Depuis la soirée à La Casa, leur relation se chargeait de plus en plus d’ambiguïté. Rien, pourtant, ne s’était passé entre eux, il se réfrénait à la toucher malgré une envie intempestive de câlins dans le canapé. Il refusait d’y succomber de crainte de ne pas rouvrir les bras quand il le faudrait. Les seuls gestes affectifs qu’il s’autorisait lui causaient à chaque fois un vif soulagement suivi d’un déchirement encore plus grand. Ils étaient toujours trop brefs ou trop retenus, il n’en avait jamais assez. Son envie le jetait dans les transes dès qu’elle approchait, comme une drogue dont le voisinage l’exaspérait. Penser à elle en son absence était encore un exutoire bénin, un moyen d’apaiser son manque sans la torture d’y céder, même quand il s’agissait de se tourmenter à son sujet.
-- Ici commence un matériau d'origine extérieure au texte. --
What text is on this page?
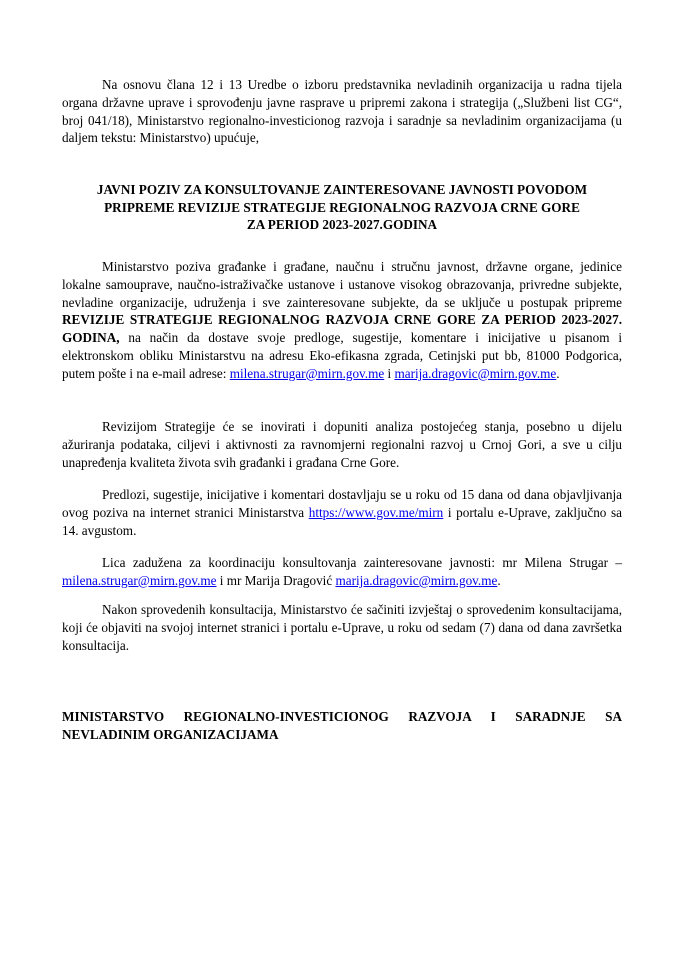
Na osnovu člana 12 i 13 Uredbe o izboru predstavnika nevladinih organizacija u radna tijela organa državne uprave i sprovođenju javne rasprave u pripremi zakona i strategija („Službeni list CG“, broj 041/18), Ministarstvo regionalno-investicionog razvoja i saradnje sa nevladinim organizacijama (u daljem tekstu: Ministarstvo) upućuje,

JAVNI POZIV ZA KONSULTOVANJE ZAINTERESOVANE JAVNOSTI POVODOM
PRIPREME REVIZIJE STRATEGIJE REGIONALNOG RAZVOJA CRNE GORE
ZA PERIOD 2023-2027.GODINA

Ministarstvo poziva građanke i građane, naučnu i stručnu javnost, državne organe, jedinice lokalne samouprave, naučno-istraživačke ustanove i ustanove visokog obrazovanja, privredne subjekte, nevladine organizacije, udruženja i sve zainteresovane subjekte, da se uključe u postupak pripreme REVIZIJE STRATEGIJE REGIONALNOG RAZVOJA CRNE GORE ZA PERIOD 2023-2027. GODINA, na način da dostave svoje predloge, sugestije, komentare i inicijative u pisanom i elektronskom obliku Ministarstvu na adresu Eko-efikasna zgrada, Cetinjski put bb, 81000 Podgorica, putem pošte i na e-mail adrese: milena.strugar@mirn.gov.me i marija.dragovic@mirn.gov.me.

Revizijom Strategije će se inovirati i dopuniti analiza postojećeg stanja, posebno u dijelu ažuriranja podataka, ciljevi i aktivnosti za ravnomjerni regionalni razvoj u Crnoj Gori, a sve u cilju unapređenja kvaliteta života svih građanki i građana Crne Gore.

Predlozi, sugestije, inicijative i komentari dostavljaju se u roku od 15 dana od dana objavljivanja ovog poziva na internet stranici Ministarstva https://www.gov.me/mirn i portalu e-Uprave, zaključno sa 14. avgustom.

Lica zadužena za koordinaciju konsultovanja zainteresovane javnosti: mr Milena Strugar – milena.strugar@mirn.gov.me i mr Marija Dragović marija.dragovic@mirn.gov.me.

Nakon sprovedenih konsultacija, Ministarstvo će sačiniti izvještaj o sprovedenim konsultacijama, koji će objaviti na svojoj internet stranici i portalu e-Uprave, u roku od sedam (7) dana od dana završetka konsultacija.

MINISTARSTVO REGIONALNO-INVESTICIONOG RAZVOJA I SARADNJE SA NEVLADINIM ORGANIZACIJAMA
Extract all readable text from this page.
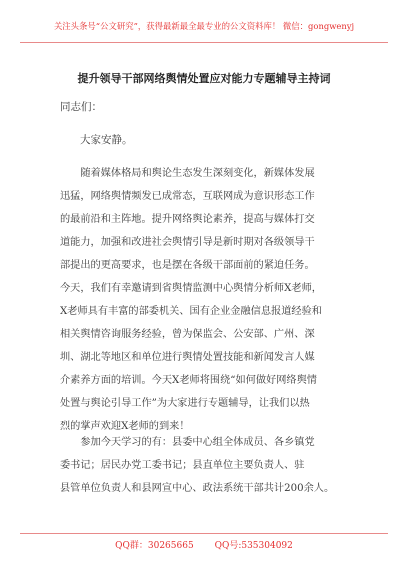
关注头条号“公文研究”，获得最新最全最专业的公文资料库！ 微信：gongwenyj
提升领导干部网络舆情处置应对能力专题辅导主持词
同志们：
大家安静。
　　随着媒体格局和舆论生态发生深刻变化，新媒体发展
迅猛，网络舆情频发已成常态，互联网成为意识形态工作
的最前沿和主阵地。提升网络舆论素养，提高与媒体打交
道能力，加强和改进社会舆情引导是新时期对各级领导干
部提出的更高要求，也是摆在各级干部面前的紧迫任务。
今天，我们有幸邀请到省舆情监测中心舆情分析师X老师，
X老师具有丰富的部委机关、国有企业金融信息报道经验和
相关舆情咨询服务经验，曾为保监会、公安部、广州、深
圳、湖北等地区和单位进行舆情处置技能和新闻发言人媒
介素养方面的培训。今天X老师将围绕“如何做好网络舆情
处置与舆论引导工作”为大家进行专题辅导，让我们以热
烈的掌声欢迎X老师的到来！
　　参加今天学习的有：县委中心组全体成员、各乡镇党
委书记；居民办党工委书记；县直单位主要负责人、驻
县管单位负责人和县网宣中心、政法系统干部共计200余人。
QQ群：30265665 QQ号:535304092
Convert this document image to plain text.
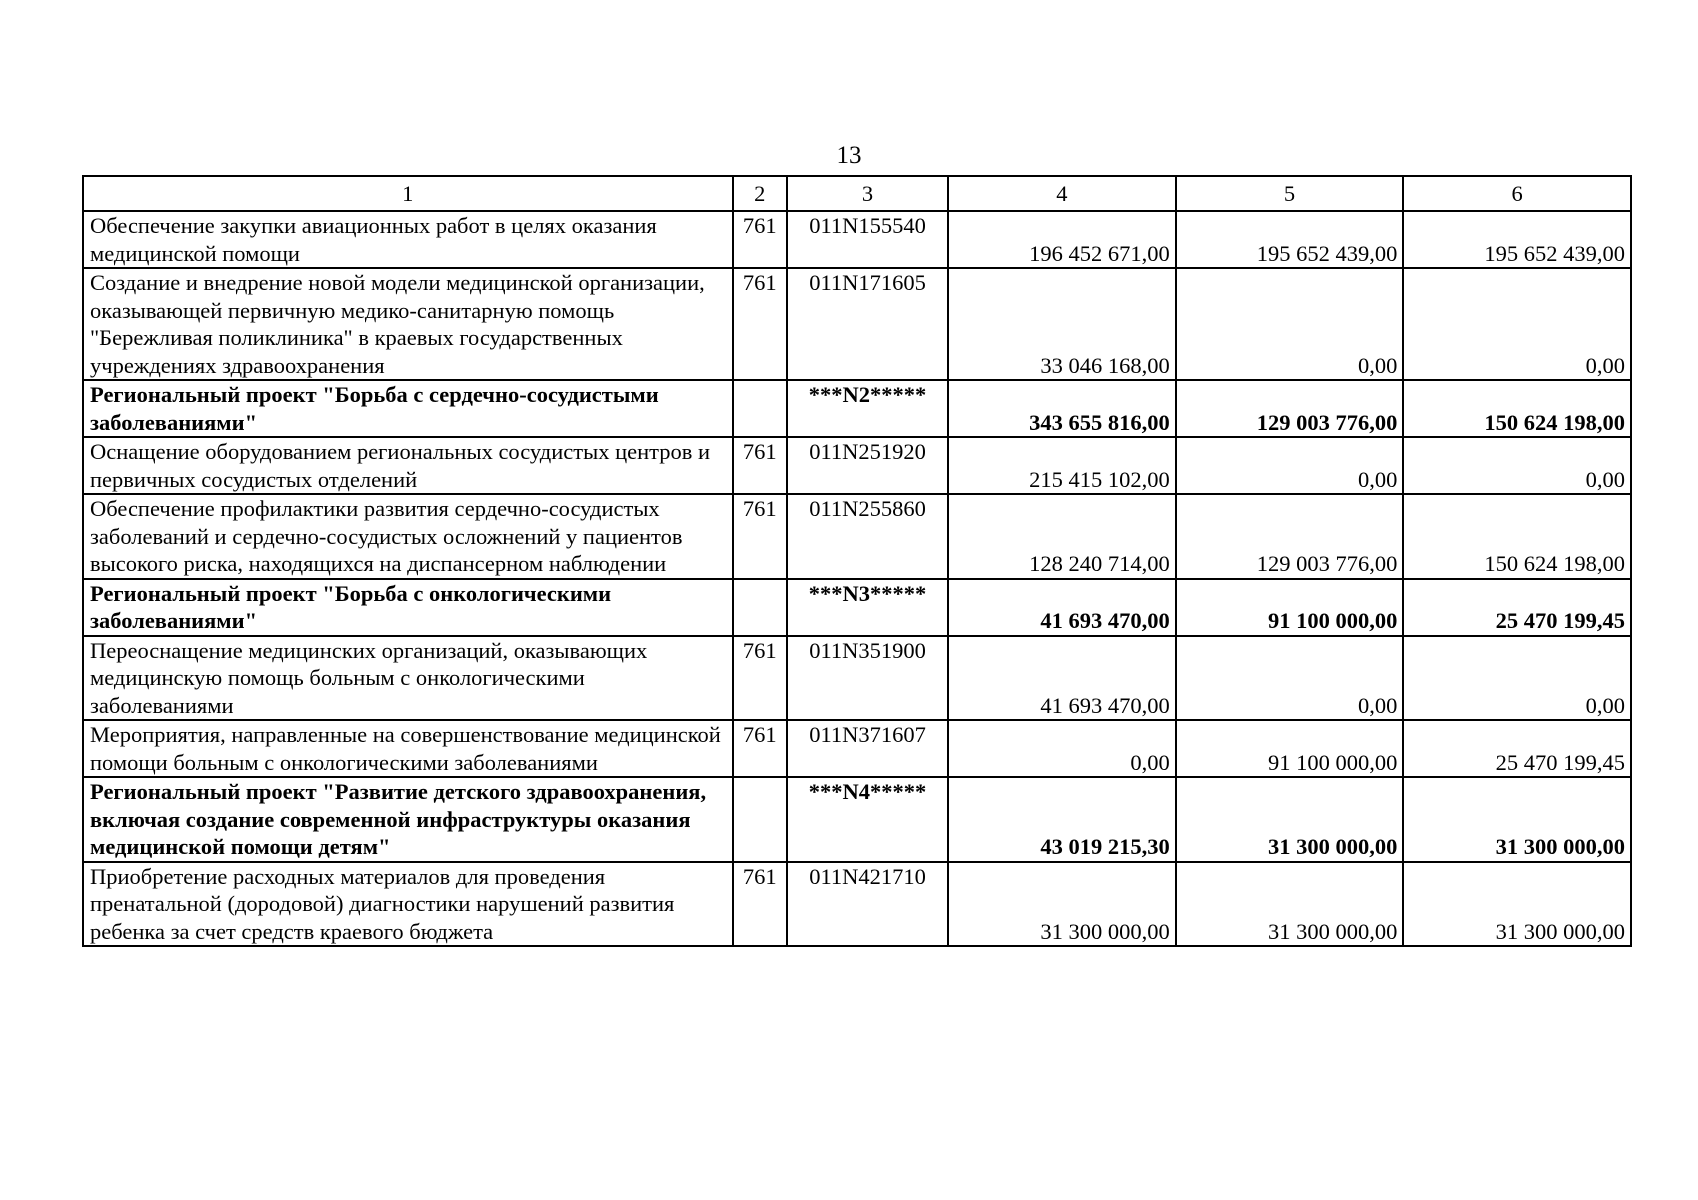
13
1	2	3	4	5	6
Обеспечение закупки авиационных работ в целях оказания медицинской помощи	761	011N155540	196 452 671,00	195 652 439,00	195 652 439,00
Создание и внедрение новой модели медицинской организации, оказывающей первичную медико-санитарную помощь "Бережливая поликлиника" в краевых государственных учреждениях здравоохранения	761	011N171605	33 046 168,00	0,00	0,00
Региональный проект "Борьба с сердечно-сосудистыми заболеваниями"		***N2*****	343 655 816,00	129 003 776,00	150 624 198,00
Оснащение оборудованием региональных сосудистых центров и первичных сосудистых отделений	761	011N251920	215 415 102,00	0,00	0,00
Обеспечение профилактики развития сердечно-сосудистых заболеваний и сердечно-сосудистых осложнений у пациентов высокого риска, находящихся на диспансерном наблюдении	761	011N255860	128 240 714,00	129 003 776,00	150 624 198,00
Региональный проект "Борьба с онкологическими заболеваниями"		***N3*****	41 693 470,00	91 100 000,00	25 470 199,45
Переоснащение медицинских организаций, оказывающих медицинскую помощь больным с онкологическими заболеваниями	761	011N351900	41 693 470,00	0,00	0,00
Мероприятия, направленные на совершенствование медицинской помощи больным с онкологическими заболеваниями	761	011N371607	0,00	91 100 000,00	25 470 199,45
Региональный проект "Развитие детского здравоохранения, включая создание современной инфраструктуры оказания медицинской помощи детям"		***N4*****	43 019 215,30	31 300 000,00	31 300 000,00
Приобретение расходных материалов для проведения пренатальной (дородовой) диагностики нарушений развития ребенка за счет средств краевого бюджета	761	011N421710	31 300 000,00	31 300 000,00	31 300 000,00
Alice l’inquiétait. Le lendemain de leur sortie, elle s’était assoupie, la tête lourde, dans le canapé. Il s’installa pour lire à l’autre extrémité où par-dessus son ouvrage, entre deux paragraphes, il la contemplait. Son sommeil s’agita, d’abord de légers spasmes, puis des inaudibles geignements, ils devinrent les uns plus violents, les autres, plus sonores. Theo prit le parti de la réveiller. Malgré l’extrême douceur qu’il employa, elle sursauta et le repoussa, et lui comme un réflexe, la serra de force dans ses bras. Alice chercha rapidement à se dégager en le rassurant avec une trop grande insistance pour être sincère que ça allait, et quand il lui demanda de quoi elle avait rêvé, elle tenta d’abord d’esquiver le sujet, puis lui raconta l’histoire d’un chien qui essayait de la dévorer. Theo pensait qu’elle mentait sans avoir aucune raison de douter. Alors, il avait accepté son explication, du moins pour le moment. Ce n’était pas la première fois qu’elle faisait un cauchemar, si d’autres survenaient, il faudrait bien qu’elle lui dise la vérité.